The reasoning being that if you can get AWS to trigger security measures on their side, maybe AWS will shut down their whole account.
giardini 9 hours ago
Hire a lawyer and have him send the bill for his services to them immediately with a note on the consequences of ignoring his notices. Bill them aggressively.
[-]
- tempestn 7 hours ago
  That's not how lawyers or bills work, unfortunately in this case, but fortunately in general.
- Animats 7 hours ago
  Yes. Computer Fraud and Abuse Act to start.
  The first demand letter from a lawyer will usually stop this. The great thing about suing big companies is that they have to show up. You have no contractual agreement which prevents suing; this is entirely from the outside.
2000swebgeek 8 hours ago
block the IPs or setup an WAF on AWS if you cannot be on Cloudflare.
[-]
- re-thc 7 hours ago
  AWS WAF isn’t free. Definitely cheaper but all the hits still cost.
brunkerhart 8 hours ago
Write to aws abuse team
snvzz 8 hours ago
Null-route the entirety of AWS ip space.
pingoo101010 7 hours ago
[dead]
JCM9 7 hours ago
Have ChatGPT write you a sternly worded cease and desist letter and send it to Amazon legal via registered mail.
AWS has become rather large and bloated and does stupid things sometimes, but they do still respond when you get their lawyers involved.
reisse 7 hours ago
What kind of content do you serve? 700 RPS is not a big number at all, for sure not enough to qualify as a DoS. I'm not surprised AWS did not take any action.
[-]
- Hizonner 1 hour ago
  > 700 RPS is not a big number at all, for sure not enough to qualify as a DoS.
  That depends on what's serving the requests. And if you're making the requests, it is your job to know that beforehand.

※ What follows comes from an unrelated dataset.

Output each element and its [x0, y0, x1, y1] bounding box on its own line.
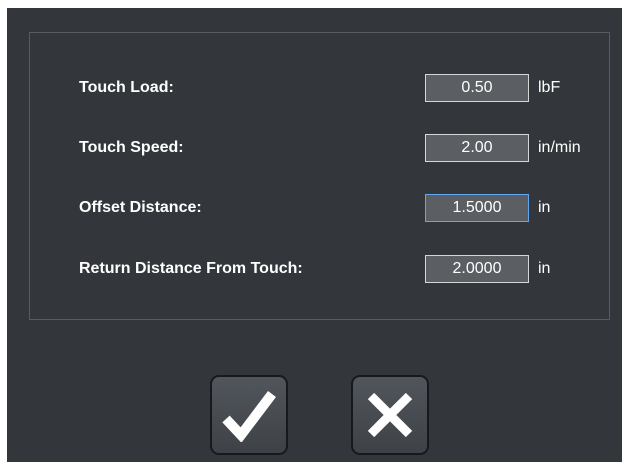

- marginalia_nu 7 hours ago
  FWIW, a HN hug of death, which fairly regularly knocks sites offline tends to peak at a few dozen RP.
  [-]
  - reisse 7 hours ago
    On the other hand, I've only seen complaint letters from AWS for doing tens of thousands of RPS on rate-limited endpoints for multiple days. Even then, AWS wasn't the initiator of inquiry (it was their customer being polled), and it wasn't a "cease and desist" kind of letter, it was "please explain what you're doing and prove you're not violating our ToS".
    [-]
    - hsbauauvhabzb 6 hours ago
      Why would aws care if you’re consuming one of their customers resources when the customer is the one that pays?